Or, le tigre était caché derrière la maison de l'homme et il l'entendit parler ainsi avec sa femme. Le tigre dit : Maintenant je t'ai entendu, tu as parlé avec ta femme, viens demain matin à la mare que j'ai épuisée pour que je te mange.

L'homme ne savait que faire, il ne faisait que pleurer et regretter sa femme, et il raconta la chose à sa femme. Le lendemain matin il alla droit à la mare que le tigre avait épuisée et chemin faisant il pleurait. En route, il rencontra le lièvre et celui-ci lui demanda : Où vas-tu pleurant ainsi par tout le chemin ? L'homme répondit : Je vais me faire manger par le tigre. Le lièvre dit à l'homme : Comment se fait-il que tu ailles te faire manger par le tigre ? L'homme répondit au lièvre : Un jour le tigre et le vautour se battaient pour des poissons et le tigre fut vaincu par le vautour, il m'appela à son aide, j'accourus, et j'empêchai le vautour de piquer le tigre (du bec), le tigre m'avait recommandé en m'en retournant de ne dire à personne que je l'avais sauvé et qu'il me récompenserait. J'y acquiesçai. Pendant la nuit le tigre prit des cerfs et des chevreuils et me les porta et il resta à épier ce que je disais à ma femme. Je racontai à ma femme que le tigre s'était battu avec le vautour et que je l'avais sauvé, il m'a entendu et m'a ordonné de venir pour qu'il me mange.

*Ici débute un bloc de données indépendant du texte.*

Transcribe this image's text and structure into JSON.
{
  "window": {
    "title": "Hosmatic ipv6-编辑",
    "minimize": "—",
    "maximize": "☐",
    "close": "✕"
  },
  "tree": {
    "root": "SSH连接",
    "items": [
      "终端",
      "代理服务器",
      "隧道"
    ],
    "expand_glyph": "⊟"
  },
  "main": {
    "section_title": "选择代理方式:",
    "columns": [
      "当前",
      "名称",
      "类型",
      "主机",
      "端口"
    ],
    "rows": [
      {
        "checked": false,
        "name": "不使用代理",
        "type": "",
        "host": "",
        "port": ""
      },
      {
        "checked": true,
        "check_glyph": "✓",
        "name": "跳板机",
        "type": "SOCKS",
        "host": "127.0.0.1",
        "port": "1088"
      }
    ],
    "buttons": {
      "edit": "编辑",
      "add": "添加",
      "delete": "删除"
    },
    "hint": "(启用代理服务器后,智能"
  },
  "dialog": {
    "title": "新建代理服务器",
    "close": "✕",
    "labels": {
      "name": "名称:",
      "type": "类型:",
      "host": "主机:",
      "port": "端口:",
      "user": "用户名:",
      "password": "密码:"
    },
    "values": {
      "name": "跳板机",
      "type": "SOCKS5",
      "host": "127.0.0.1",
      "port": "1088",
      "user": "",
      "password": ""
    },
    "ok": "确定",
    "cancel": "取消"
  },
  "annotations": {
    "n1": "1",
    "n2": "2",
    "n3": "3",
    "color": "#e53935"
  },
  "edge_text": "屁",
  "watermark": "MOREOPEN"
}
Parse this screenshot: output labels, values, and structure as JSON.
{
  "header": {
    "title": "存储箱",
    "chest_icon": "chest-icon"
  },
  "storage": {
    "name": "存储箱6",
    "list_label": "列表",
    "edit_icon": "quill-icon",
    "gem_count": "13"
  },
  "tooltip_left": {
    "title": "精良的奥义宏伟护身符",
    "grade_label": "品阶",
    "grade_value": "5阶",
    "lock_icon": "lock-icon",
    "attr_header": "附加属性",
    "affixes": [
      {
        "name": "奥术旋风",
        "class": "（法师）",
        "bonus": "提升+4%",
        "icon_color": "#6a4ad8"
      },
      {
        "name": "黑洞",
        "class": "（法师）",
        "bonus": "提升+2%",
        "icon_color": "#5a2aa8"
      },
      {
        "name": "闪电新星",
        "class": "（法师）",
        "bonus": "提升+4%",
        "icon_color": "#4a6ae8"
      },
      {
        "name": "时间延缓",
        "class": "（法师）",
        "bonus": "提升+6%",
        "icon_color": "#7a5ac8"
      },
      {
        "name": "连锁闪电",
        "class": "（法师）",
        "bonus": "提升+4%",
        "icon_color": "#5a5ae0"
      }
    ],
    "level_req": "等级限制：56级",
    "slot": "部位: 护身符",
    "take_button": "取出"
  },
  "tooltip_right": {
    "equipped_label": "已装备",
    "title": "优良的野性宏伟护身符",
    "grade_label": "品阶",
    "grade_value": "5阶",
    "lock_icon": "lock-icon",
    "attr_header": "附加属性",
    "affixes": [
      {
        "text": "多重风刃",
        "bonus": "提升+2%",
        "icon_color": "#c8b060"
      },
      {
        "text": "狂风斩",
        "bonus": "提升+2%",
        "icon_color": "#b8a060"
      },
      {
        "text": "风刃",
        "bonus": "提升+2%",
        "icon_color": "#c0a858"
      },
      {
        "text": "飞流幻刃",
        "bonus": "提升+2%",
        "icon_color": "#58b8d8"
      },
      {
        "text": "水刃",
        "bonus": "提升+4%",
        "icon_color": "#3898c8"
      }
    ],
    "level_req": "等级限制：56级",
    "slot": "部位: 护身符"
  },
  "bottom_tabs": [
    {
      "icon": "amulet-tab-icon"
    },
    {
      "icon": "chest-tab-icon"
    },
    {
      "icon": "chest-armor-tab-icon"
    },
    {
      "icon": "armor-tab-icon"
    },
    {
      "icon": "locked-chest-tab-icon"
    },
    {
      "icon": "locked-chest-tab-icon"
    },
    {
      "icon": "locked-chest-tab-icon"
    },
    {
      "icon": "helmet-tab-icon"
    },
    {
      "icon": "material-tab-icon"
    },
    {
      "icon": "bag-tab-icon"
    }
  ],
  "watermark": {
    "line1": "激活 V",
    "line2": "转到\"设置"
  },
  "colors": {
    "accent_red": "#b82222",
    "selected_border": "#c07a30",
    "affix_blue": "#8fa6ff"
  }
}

Le lièvre dit : Frère homme, n'aie pas peur ! le tigre n'osera pas te manger. L'homme dit : Je te suis obligé. Mais comment éviter que le tigre me mange, ô frère lièvre !

Le lièvre mena l'homme vers le tigre. Arrivé à moitié chemin il dit à l'homme de marcher devant et qu'il marcherait derrière. L'homme arriva à la mare que le tigre avait épuisée et il y trouva le tigre. Celui-ci allait sauter et faisait mine de dévorer l'homme. Le lièvre fit un saut hors des brousses et parut. Le tigre lui demanda : Frère lièvre, où vas-tu ? Le lièvre répondit : Je viens voir le tigre manger l'homme. Le tigre raconta au lièvre tous les discours qui avaient été tenus entre l'homme et lui et qu'il allait le manger. Le lièvre dit : Tu veux manger l'homme, je te prie de me le donner pour cette fois.

Le tigre n'écoula pas le lièvre et voulait manger l'homme. Alors le lièvre dit : Si tu ne m'écoutes pas je vais me secouer et faire voler de mon corps une nuée de vautours qui te piqueront. Ne vas-tu pas m'écouter ? Le lièvre se secoua, et il vit un vautour voler en rond dans le ciel. Il le montra au tigre ; le tigre à la vue de ce vautour s'enfuit dans la forêt et ne dévora pas l'homme.


VIII

LE FORT


En ce temps, il y avait un roi qui n'avait pas d'enfants, il ordonna à ses serviteurs d'aller inviter les astrologues à venir consulter les sorts. Les astrologues vinrent consulter les sorts pour le roi. Ils ouvrirent les livres, examinèrent les caractères et dirent : Si le roi veut avoir un enfant, qu'il fasse des aumônes aux embouchures des rivières. Ils ajoutèrent : Dans peu cet enfant ruinera entièrement le roi.

Le roi répondit : Je ne demande que d'avoir un fils, si je deviens pauvre j'y consens. Le roi fit des aumônes d'or, d'argent, de vêtements à toutes les embouchures des rivières et la reine devint enceinte. Quand elle eut été enceinte neuf mois et dix jours elle coucha sur le feu (elle accoucha), sept jours après l'accouchement on donna le riz à l'enfant ; on lui en donna trois bouchées et il pleura ; on lui en fit avaler un bol et il continua à pleurer, quand il en eut avalé trois écuelles il se tut.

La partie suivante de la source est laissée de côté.